Why can we assume that $z \in \mathbb{R}$? I am looking at the solution to the following question:
Let $z, w \in \mathbb{C}, |z|, |w| <  1$. Show that:
$$
\left| \frac{z - w}{1 - z\overline{w}} \right| < 1
$$
The solution starts by assuming w.l.o.g that $z \in \mathbb{R}$ (from there it's pretty simple manipulation). 
Why can we assume that? I guess that for $z \in \mathbb{R}$ we get a maximum for this expression, but I'm not sure how to show that.
Thanks!
 A: Let $z = r e^{i \theta}$. Then, dividing the numerator by $e^{i \theta}$ makes no difference to the absolute value
$$
\left| \frac{r e^{i \theta} - w}{ 1 - r e^{i \theta} \overline{w}} \right| = \left| \frac{r - w e^{- i \theta }}{1 - r ( \overline{w e^{- i \theta}} )} \right |.
$$
and $| z | = | r | < 1$. In addition, $| w | = | w e^{- i \theta} | < 1$ too. I hope that answers your question!
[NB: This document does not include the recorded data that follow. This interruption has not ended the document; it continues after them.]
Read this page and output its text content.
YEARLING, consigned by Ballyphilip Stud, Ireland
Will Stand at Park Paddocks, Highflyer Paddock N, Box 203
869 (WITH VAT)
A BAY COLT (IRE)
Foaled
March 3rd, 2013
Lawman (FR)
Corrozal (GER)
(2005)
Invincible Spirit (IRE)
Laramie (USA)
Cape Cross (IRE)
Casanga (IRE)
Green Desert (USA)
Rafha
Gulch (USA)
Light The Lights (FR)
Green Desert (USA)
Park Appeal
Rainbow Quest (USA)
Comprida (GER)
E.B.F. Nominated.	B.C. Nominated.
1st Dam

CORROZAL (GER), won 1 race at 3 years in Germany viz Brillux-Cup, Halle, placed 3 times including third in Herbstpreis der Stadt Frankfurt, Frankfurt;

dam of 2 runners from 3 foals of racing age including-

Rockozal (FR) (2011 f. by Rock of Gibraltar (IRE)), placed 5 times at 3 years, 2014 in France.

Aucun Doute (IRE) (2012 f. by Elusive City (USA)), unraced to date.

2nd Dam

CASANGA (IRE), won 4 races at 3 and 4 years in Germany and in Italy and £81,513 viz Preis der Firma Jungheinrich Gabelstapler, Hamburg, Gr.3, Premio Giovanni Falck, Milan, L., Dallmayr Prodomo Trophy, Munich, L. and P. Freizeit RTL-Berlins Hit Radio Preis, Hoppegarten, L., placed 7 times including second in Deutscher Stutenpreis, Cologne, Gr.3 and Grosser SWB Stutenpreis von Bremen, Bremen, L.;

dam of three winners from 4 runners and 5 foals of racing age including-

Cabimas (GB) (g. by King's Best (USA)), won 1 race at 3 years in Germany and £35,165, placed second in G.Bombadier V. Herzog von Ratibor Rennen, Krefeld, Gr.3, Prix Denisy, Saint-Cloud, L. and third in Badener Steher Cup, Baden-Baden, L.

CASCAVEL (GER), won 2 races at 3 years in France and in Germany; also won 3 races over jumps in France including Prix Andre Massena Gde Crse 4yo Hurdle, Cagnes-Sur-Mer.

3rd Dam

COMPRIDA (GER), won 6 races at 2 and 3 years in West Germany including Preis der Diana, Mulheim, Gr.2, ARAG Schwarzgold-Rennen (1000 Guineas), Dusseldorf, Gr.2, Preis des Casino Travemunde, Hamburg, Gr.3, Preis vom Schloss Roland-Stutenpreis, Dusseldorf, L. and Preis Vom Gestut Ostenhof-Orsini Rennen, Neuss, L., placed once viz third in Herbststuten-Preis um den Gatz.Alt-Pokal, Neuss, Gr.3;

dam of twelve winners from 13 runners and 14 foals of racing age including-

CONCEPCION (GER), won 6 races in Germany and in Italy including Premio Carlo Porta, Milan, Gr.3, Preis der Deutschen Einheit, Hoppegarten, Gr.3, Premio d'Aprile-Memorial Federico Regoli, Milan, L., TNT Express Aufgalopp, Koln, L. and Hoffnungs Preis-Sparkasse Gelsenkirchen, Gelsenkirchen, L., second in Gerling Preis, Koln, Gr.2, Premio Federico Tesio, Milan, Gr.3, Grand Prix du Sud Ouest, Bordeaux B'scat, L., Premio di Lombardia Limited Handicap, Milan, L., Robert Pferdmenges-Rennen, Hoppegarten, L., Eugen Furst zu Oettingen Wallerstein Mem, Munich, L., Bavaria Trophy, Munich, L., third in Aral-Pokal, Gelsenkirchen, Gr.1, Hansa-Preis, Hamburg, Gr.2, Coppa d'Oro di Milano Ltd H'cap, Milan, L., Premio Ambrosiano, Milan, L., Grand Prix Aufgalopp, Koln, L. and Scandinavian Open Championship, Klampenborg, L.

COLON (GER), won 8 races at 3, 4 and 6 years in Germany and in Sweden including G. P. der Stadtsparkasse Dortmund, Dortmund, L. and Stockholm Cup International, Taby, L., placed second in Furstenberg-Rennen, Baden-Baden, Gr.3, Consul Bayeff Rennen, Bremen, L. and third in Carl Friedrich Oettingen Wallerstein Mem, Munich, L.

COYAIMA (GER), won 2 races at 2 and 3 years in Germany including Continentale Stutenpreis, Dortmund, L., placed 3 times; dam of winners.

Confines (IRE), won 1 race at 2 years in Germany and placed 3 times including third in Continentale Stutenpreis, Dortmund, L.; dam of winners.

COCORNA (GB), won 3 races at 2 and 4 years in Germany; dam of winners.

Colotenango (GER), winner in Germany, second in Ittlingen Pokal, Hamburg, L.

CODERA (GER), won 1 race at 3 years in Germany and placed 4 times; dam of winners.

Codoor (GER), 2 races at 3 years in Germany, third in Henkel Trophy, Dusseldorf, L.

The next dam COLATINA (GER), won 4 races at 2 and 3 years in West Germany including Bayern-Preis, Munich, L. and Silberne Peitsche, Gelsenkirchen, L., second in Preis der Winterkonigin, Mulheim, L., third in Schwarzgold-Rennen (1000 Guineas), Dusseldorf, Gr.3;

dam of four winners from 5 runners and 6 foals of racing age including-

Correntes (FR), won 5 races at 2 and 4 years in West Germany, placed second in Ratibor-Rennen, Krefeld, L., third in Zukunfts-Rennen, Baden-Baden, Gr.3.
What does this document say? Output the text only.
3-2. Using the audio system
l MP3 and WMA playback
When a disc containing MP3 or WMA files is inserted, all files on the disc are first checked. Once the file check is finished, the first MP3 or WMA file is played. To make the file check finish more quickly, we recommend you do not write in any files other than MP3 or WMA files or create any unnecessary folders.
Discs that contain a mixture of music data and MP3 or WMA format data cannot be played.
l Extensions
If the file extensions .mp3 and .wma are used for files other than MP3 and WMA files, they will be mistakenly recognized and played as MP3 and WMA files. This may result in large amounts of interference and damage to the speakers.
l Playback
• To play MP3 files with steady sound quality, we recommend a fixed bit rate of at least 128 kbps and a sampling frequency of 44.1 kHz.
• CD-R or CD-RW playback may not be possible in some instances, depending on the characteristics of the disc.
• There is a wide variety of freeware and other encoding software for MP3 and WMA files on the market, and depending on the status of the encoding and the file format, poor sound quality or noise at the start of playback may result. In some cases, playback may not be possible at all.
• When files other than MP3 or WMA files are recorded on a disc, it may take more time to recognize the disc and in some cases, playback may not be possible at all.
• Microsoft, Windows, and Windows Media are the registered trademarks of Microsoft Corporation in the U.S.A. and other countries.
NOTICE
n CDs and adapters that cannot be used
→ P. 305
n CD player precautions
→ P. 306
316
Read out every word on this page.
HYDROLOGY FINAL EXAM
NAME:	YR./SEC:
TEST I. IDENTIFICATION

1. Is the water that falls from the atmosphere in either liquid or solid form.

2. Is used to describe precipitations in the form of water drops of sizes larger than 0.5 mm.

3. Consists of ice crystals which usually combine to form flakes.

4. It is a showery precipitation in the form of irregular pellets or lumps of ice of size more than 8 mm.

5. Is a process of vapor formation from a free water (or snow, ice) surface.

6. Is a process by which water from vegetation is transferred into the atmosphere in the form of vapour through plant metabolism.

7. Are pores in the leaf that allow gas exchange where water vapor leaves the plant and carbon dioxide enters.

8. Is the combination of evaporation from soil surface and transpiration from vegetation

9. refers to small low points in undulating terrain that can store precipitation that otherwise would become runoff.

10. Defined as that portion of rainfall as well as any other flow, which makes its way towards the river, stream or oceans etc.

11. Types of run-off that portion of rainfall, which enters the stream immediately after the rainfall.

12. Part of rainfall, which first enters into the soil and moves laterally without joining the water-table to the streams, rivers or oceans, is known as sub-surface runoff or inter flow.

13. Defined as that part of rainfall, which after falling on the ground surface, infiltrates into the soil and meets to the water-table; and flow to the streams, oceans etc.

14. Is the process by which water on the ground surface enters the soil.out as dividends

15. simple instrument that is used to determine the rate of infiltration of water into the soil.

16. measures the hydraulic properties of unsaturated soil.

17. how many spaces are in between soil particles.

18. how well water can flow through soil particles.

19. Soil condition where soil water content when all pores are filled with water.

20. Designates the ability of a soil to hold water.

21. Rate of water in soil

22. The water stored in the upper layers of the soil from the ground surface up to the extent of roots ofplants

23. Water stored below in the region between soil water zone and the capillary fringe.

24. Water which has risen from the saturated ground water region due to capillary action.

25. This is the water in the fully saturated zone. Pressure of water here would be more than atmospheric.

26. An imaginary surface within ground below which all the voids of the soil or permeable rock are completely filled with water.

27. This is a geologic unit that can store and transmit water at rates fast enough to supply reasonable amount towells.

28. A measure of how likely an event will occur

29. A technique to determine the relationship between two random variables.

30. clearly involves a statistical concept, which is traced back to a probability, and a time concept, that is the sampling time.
A: We can assume that $z\in\mathbb{R}$ since multiplying the fraction by a complex number of modulus $1$ doesn't change its modulus, and the inequality is generic in $w$. If we have $z = re^{i\varphi}$, then  we can see
$$\begin{align}
\frac{z-w}{1-z\overline{w}} &= \frac{re^{i\varphi} - w}{1-re^{i\varphi}\overline{w}}\\
&= e^{i\varphi} \frac{r - (e^{-i\varphi}w)}{1-r\overline{e^{-i\varphi}w}},
\end{align}$$
so
$$\left\lvert \frac{z-w}{1-z\overline{w}}\right\rvert = \left\lvert\frac{r - (e^{-i\varphi}w)}{1-r\overline{e^{-i\varphi}w}}\right\rvert.$$
I prefer a proof without such assumptions, we have
$$\begin{align}
\left\lvert 1- z\overline{w}\right\rvert^2 - \lvert z-w\rvert^2
&= 1 - z\overline{w} - \overline{z} w + \lvert z\rvert^2\lvert w\rvert^2 - (\lvert z\rvert^2 - z\overline{w} - \overline{z}w + \lvert w\rvert^2)\\
&= 1 - \lvert z\rvert^2 - \lvert w\rvert^2 + \lvert z\rvert^2\lvert w\rvert^2\\
&= (1-\lvert z\rvert^2)(1-\lvert w\rvert^2),
\end{align}$$
and we can see that $\lvert 1-z\overline{w}\rvert > \lvert z-w\rvert$ for $z,w$ in the unit disk.
A: Say $z=r\times e^{ia}$
Then $$
\left| \frac{z - w}{1 - z\overline{w}} \right| =
\left| \frac{r - (e^{-ia}w)}{1 - r\overline{e^{-ia}w}} \right| 
$$
Now replace $w$ with $we^{-ia}$. They have same magnitude.